Sur les conclusions tendant à la restitution des sommes recouvrées :
En cas d’annulation par le juge d’une décision ordonnant la récupération d’un indu de revenu de solidarité active, il est loisible à l’administration, si elle s’y croit fondée et si, en particulier, aucune règle de prescription n’y fait obstacle, de reprendre régulièrement et dans le respect de l’autorité de la chose jugée, sous le contrôle du juge, une nouvelle décision. Lorsque tout ou partie de l’indu d’allocation de revenu de solidarité active a été recouvré avant que le caractère suspensif du recours n’y fasse obstacle, il appartient au juge, s’il est saisi de conclusions tendant à ce qu’il soit enjoint à l’administration de rembourser la somme déjà recouvrée, de déterminer le délai dans lequel l’administration, en exécution de sa décision, doit procéder à ce remboursement, sauf à régulariser sa décision de récupération si celle-ci n’a été annulée que pour un vice de forme ou de procédure.
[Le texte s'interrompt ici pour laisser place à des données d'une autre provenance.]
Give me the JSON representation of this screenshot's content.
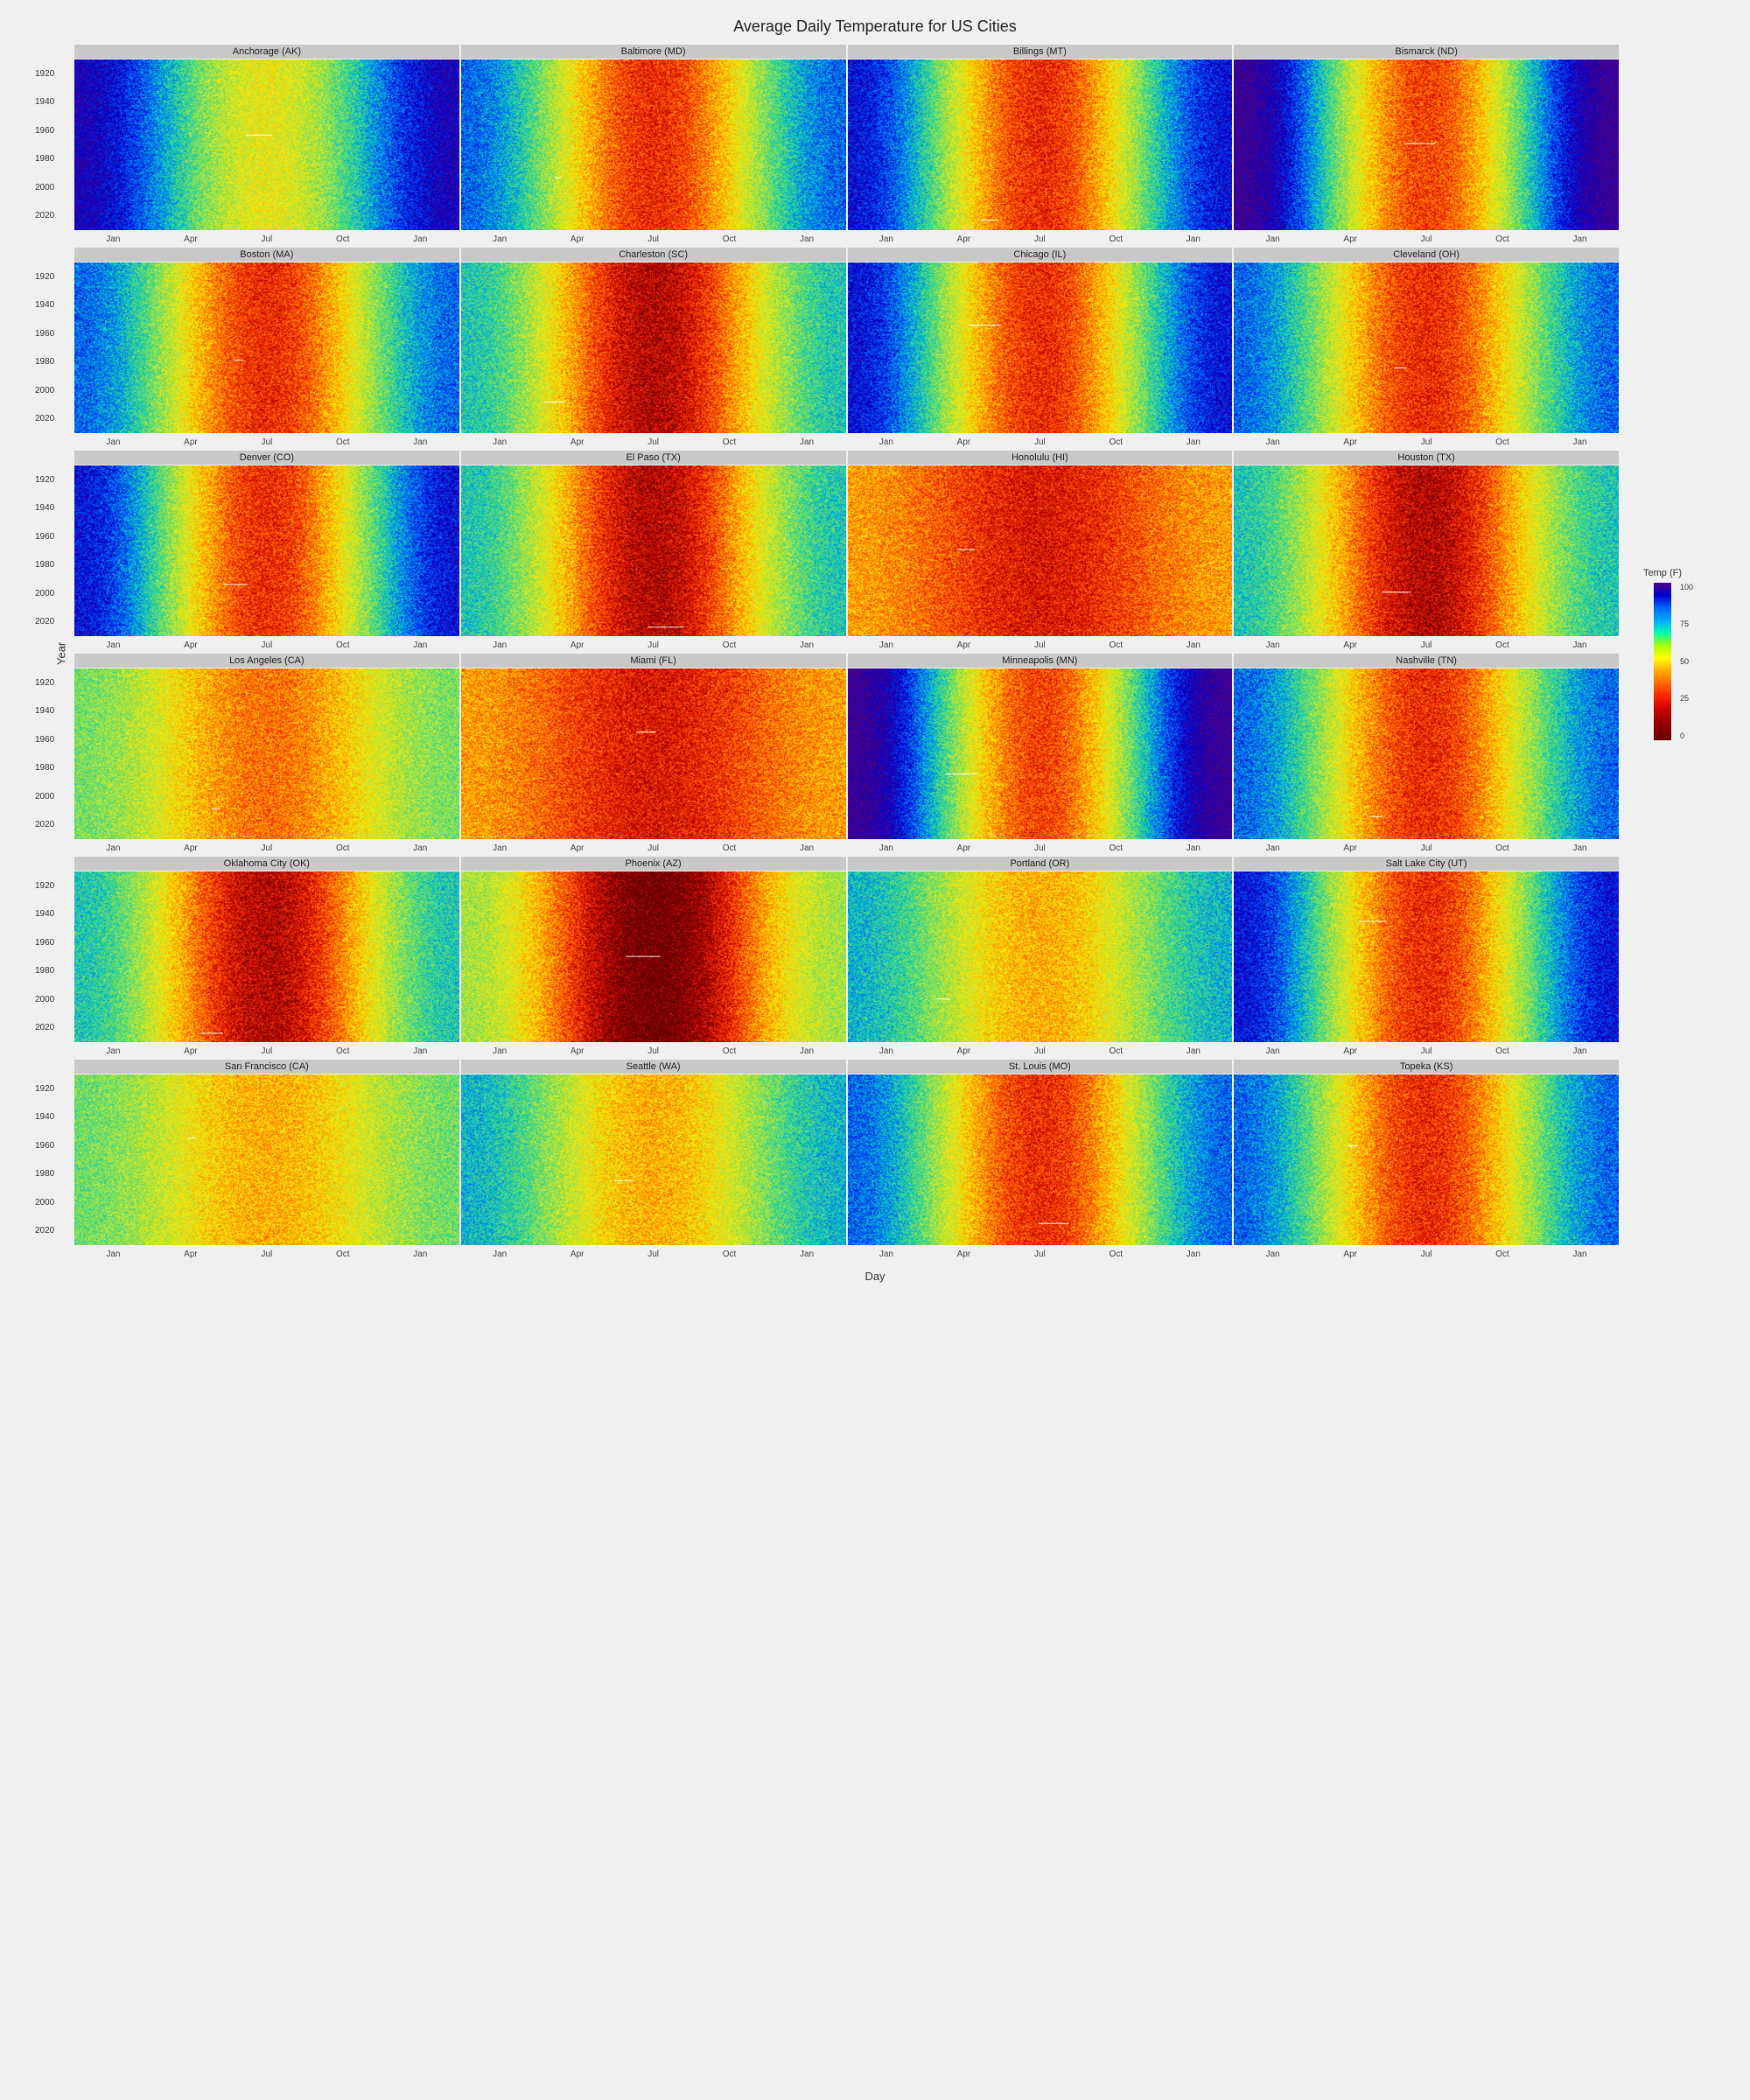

Eu égard au motif de l’annulation du titre exécutoire du 29 juillet 2023, il y a seulement lieu d’enjoindre au département de l’Eure de restituer à Mme A… les sommes perçues sur le fondement du titre de perception annulé dans le délai de trois mois à compter de la notification du présent jugement, si le département de l’Eure n’a pas émis avant l’expiration de ce délai un nouveau titre dans des conditions régulières.
Sur les frais liés à l’instance :
Mme A… a obtenu le bénéfice de l’aide juridictionnelle partielle au taux de 25% par une décision du 29 janvier 2024 du bureau d’aide juridictionnelle près le tribunal judiciaire de Rouen. Elle n’allègue pas avoir engagé d’autres frais que ceux partiellement pris en charge à ce titre. L’avocat de Mme A… n’a pas demandé que lui soit versée par le département de l’Eure la somme correspondant aux frais exposés qu’il aurait réclamée à son client si ce dernier n’avait bénéficié de l’aide juridictionnelle. Dans ces conditions, il y a lieu de mettre à la charge du département de l’Eure le remboursement à Mme A… de la part des frais exposés par elle, non compris dans les dépens et laissés à sa charge par le bureau d’aide juridictionnelle.
DECIDE :
Article 1er : Le titre exécutoire du 29 juillet 2023 du département de l’Eure est annulé.
Article 2 : Il est enjoint au département de l’Eure de restituer à Mme A… les sommes perçues sur le fondement du titre exécutoire du 29 juillet 2023, dans le délai de trois mois à compter de la notification du présent jugement, si département de l’Eure n’a pas émis avant l’expiration de ce délai un nouveau titre dans des conditions régulières.
Article 3 : Le département de l’Eure paiera à Mme A… la part des frais exposés par elle, non compris dans les dépens et laissés à sa charge par la décision 29 janvier 2024 du bureau d’aide juridictionnelle près le tribunal judiciaire de Rouen.
Article 4 : Le surplus des conclusions de la requête de Mme A… est rejeté.
Article 5 : Le présent jugement sera notifié à Mme B… A…, au département de l’Eure, au directeur départemental des finances publiques de l’Eure, à la caisse d’allocations familiales de l’Eure et à Me Bapceres.
Rendu public par mise à disposition au greffe le 30 mars 2026.
La présidente,
signé
C. GRENIER
Le greffier,
signé
J.-L. MICHEL
La République mande et ordonne au préfet l’Eure en ce qui le concerne ou à tous commissaires de justice à ce requis en ce qui concerne les voies de droit commun contre les parties privées, de pourvoir à l’exécution de la présente décision.